Victorian Kedgeree


This dish of rice, fish, and curry is believed to have been brought from India to the United Kingdom during the reign of Queen Victoria. Kedgeree, as it’s called, was developed during the British Raj in India. This period in which the British Crown ruled the Indian subcontinent would last from 1858 to 1947.

Today, India is independent from the British Empire, but their cuisine–especially curry –still remains a national dish in England.

I myself am fond of curry, from Japanese curries in the East down to Thai curries in the South-East.
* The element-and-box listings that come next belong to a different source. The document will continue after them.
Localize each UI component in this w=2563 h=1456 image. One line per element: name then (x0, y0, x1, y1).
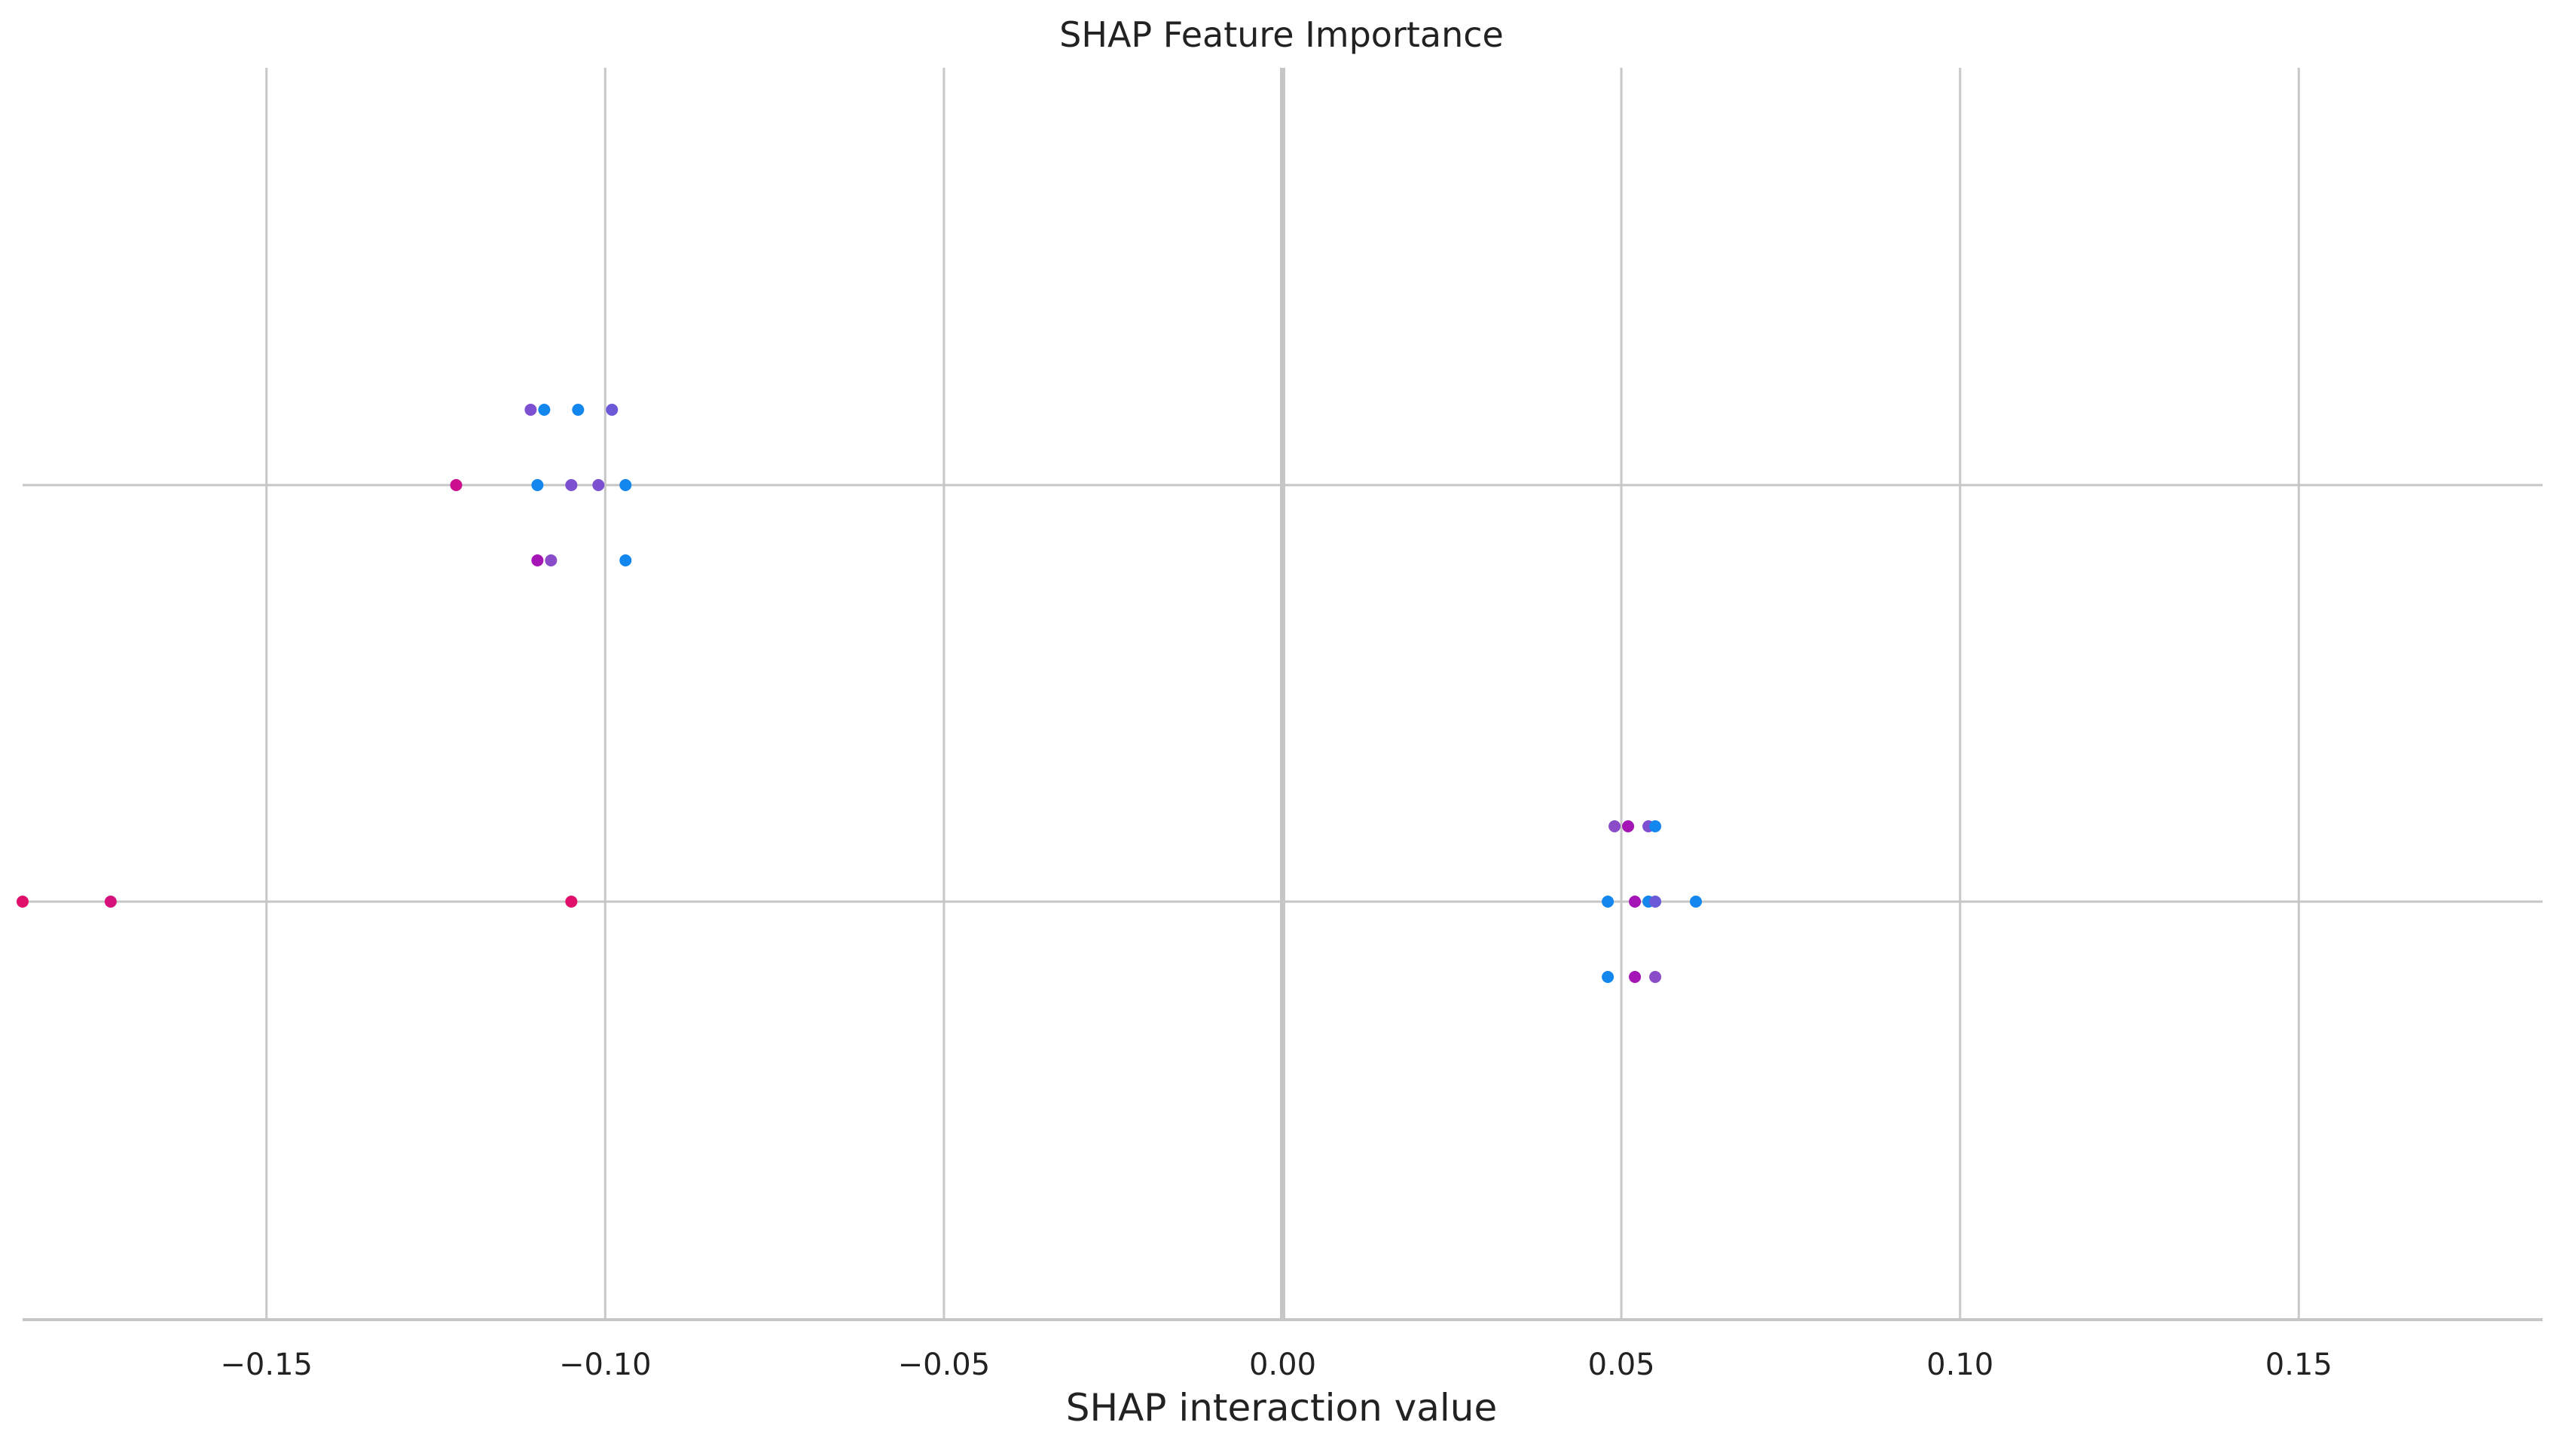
data-point (531, 479, 544, 491)
data-point (1690, 896, 1703, 908)
data-point (450, 479, 463, 491)
x-tick-label: 0.10 (1926, 1348, 1993, 1382)
data-point (565, 896, 578, 908)
data-point (619, 554, 632, 566)
data-point (1622, 820, 1635, 832)
data-point (524, 404, 537, 416)
data-point (1608, 820, 1621, 832)
x-tick-label: −0.15 (220, 1348, 313, 1382)
chart-title: SHAP Feature Importance (1059, 14, 1504, 55)
x-tick-label: 0.05 (1588, 1348, 1655, 1382)
data-point (1629, 971, 1642, 983)
data-point (17, 896, 29, 908)
data-point (572, 404, 585, 416)
data-point (538, 404, 551, 416)
data-point (104, 896, 117, 908)
data-point (545, 554, 558, 566)
data-point (1649, 971, 1662, 983)
data-point (619, 479, 632, 491)
data-point (1649, 820, 1662, 832)
x-tick-label: 0.15 (2265, 1348, 2332, 1382)
data-point (1602, 971, 1614, 983)
data-point (1602, 896, 1614, 908)
x-axis-label: SHAP interaction value (1066, 1386, 1497, 1430)
x-tick-label: −0.10 (559, 1348, 652, 1382)
x-tick-label: −0.05 (898, 1348, 991, 1382)
data-point (565, 479, 578, 491)
data-point (1629, 896, 1642, 908)
data-point (606, 404, 619, 416)
data-point (531, 554, 544, 566)
x-tick-label: 0.00 (1249, 1348, 1316, 1382)
data-point (592, 479, 605, 491)
data-point (1649, 896, 1662, 908)
vertical-grid (265, 68, 2300, 1320)
x-axis-ticks: −0.15 −0.10 −0.05 0.00 0.05 0.10 0.15 (220, 1348, 2332, 1382)
data-points (17, 404, 1703, 983)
However, when I need a quick curry, I like to make some kedgeree.

The recipe I tweaked comes from the Fannie Farmer Cookbook, published in 1965. The original copy was first published in 1896. The simplicity of Kedgeree is that it calls for already cooked ingredients, meaning you can use leftovers and substitute your fish with the canned ones.


  1. 1 c. cooked rice
  2. 1 hard boiled egg
  3. 2 Tbs. chopped parsley 
  4. 1 c. cooked fish, flaked
  5. 1/8 c. cream
  6. 1/4 tsp. curry powder
  7. Salt and black pepper, to taste 

To begin, in a bowl combine the rice, fish, curry powder, salt and pepper, 1 tablespoon of parsley, and cream. Mix everything well. Then plate it up, and garnish with more parsley and the egg. And enjoy!